Stories can be dances with an unpredictable cadence, and films can be jazz. Diane Ventura’s debut feature “Mulat,” which will hold its first commercial screening on Nov. 2, has garnered critical acclaim—Ventura bagged Best Director for Global Feature, while Jake Cuenca took home Best Actor at the International Film Festival Manhattan 2015; the film furthermore won Best Narrative Feature at the World Cinema Festival in Brazil, where Cuenca once again snagged Best Actor —is one such movie.
Gut response will tell you plot is thrown out the window in “Mulat,” but nothing can be farther from the truth. In its use of time jumps, shifting perspectives, and dream sequences juxtaposed with spills from the subconscious, the film not so much subverts linearity but subsumes itself in it, rethinks it. What we have in “Mulat,” if anything, is a jagged, broken roadmap.

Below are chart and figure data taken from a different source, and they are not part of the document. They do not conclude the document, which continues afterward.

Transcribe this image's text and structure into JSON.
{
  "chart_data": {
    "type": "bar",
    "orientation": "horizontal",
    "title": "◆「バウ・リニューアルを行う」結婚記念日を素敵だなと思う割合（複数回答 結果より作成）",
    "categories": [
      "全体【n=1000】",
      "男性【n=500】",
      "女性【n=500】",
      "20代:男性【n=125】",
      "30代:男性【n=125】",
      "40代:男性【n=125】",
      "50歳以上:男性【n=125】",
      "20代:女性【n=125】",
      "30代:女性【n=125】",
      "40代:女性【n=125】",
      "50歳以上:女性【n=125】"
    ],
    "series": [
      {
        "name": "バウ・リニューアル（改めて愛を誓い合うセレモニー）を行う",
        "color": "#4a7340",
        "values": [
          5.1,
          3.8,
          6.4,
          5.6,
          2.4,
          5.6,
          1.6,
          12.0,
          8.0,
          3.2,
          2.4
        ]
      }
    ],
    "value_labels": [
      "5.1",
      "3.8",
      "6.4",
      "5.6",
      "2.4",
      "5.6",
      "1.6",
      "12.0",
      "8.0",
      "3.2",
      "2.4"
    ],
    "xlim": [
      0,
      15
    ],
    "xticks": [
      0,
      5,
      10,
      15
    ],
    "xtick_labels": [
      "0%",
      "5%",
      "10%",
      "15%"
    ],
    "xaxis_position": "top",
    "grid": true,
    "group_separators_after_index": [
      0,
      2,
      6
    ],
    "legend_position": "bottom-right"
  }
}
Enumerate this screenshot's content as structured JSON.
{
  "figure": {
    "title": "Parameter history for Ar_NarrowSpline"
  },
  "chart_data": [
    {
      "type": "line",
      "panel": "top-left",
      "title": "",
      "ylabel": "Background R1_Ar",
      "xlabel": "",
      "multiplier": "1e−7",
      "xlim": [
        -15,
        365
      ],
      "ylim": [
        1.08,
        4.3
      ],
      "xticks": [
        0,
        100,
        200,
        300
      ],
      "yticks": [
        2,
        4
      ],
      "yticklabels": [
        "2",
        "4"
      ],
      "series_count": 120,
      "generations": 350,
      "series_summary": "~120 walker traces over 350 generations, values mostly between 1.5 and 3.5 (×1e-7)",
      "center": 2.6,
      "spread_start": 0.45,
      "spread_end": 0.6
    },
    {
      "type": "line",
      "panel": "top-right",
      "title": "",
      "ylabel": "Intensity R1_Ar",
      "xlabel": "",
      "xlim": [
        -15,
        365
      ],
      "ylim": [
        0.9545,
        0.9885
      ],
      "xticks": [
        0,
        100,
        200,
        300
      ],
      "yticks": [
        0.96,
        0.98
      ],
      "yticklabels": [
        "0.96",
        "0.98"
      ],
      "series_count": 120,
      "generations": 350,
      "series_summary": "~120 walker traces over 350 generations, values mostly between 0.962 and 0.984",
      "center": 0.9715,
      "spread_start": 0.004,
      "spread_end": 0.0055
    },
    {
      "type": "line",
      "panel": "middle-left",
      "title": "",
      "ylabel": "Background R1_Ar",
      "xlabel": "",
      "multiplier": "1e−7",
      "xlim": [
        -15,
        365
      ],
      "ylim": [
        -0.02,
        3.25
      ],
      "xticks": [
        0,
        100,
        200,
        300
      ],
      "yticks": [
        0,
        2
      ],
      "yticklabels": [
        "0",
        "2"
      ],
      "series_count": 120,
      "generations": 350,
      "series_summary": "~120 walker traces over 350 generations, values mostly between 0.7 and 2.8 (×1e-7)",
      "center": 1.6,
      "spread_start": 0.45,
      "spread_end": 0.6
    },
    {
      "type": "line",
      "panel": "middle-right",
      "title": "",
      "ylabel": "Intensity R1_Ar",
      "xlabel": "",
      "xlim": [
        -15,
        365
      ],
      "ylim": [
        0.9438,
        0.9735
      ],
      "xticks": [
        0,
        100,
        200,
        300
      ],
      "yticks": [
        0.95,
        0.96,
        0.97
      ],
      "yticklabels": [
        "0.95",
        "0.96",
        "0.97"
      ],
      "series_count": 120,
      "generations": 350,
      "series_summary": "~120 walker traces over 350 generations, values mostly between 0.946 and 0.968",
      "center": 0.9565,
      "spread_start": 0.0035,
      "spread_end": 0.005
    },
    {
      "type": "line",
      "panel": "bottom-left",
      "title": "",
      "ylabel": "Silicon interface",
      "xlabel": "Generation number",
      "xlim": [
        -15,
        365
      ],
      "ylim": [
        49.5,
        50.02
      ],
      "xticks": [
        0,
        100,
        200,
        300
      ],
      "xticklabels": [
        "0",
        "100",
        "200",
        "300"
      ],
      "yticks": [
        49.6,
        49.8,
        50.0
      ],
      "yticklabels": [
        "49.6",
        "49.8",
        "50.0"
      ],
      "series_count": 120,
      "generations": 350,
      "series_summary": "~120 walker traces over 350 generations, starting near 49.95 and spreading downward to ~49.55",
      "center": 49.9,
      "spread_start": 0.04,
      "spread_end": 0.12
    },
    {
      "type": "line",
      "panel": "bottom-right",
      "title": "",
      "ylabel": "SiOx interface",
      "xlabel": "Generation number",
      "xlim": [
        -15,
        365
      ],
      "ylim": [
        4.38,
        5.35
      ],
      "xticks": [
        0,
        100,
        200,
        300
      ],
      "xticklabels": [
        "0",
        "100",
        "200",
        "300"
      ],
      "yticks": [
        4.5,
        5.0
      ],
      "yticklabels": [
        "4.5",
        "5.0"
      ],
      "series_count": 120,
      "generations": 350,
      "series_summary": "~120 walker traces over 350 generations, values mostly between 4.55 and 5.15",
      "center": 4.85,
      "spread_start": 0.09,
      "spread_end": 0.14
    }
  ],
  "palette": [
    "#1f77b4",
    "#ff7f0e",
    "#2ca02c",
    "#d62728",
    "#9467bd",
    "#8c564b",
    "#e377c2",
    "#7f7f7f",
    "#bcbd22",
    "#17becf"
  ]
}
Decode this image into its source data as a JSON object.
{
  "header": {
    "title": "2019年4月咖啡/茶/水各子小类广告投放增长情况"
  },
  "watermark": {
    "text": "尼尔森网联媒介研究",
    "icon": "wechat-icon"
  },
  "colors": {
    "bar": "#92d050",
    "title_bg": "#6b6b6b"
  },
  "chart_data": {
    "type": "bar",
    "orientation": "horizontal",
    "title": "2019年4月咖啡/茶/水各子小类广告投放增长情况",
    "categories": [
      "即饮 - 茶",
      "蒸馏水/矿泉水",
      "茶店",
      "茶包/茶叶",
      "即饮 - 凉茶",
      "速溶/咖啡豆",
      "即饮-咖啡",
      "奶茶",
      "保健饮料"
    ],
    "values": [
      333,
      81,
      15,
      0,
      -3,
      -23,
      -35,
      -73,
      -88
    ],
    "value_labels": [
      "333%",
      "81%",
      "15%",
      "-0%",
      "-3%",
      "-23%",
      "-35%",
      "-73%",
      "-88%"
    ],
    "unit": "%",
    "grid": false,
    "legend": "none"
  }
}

Sam (Loren Burgos) is engaged to be married to Vince (Ryan Eigenmann), who has time and again shown his disdain for marital proceedings and, transitively, his fiancée. The film opens with them quarreling during a car ride, an argument which escalates into frenzied verbal volleying that would later be interrupted by their collision with a stray motorcyclist. The crash would ironically set the dream-riddled wheels in motion, and the viewer would be taken to flashbacks, flash-forwards, and alternate realities in “multiverse” fashion.
In one sequence, the crash would appear to be a mere bout of daydreaming, with the doggedly submissive Sam suddenly shifting gears, telling the abusive Vince, “I’m not wasting another second of my life with you.” The rest of the film would be a rich montage of alternating worlds, if you may, between Sam’s strained engagement with Vince, and her redemption in the hands of a new love in the person of Jake (Jake Cuenca).
Director Diane Ventura’s “Mulat: (Awaken)” will hold its first ever commercial screening beginning Nov. 2 at your favorite theaters, with a bonus opening feature short film “The Rapist” (also directed by Diane Ventura).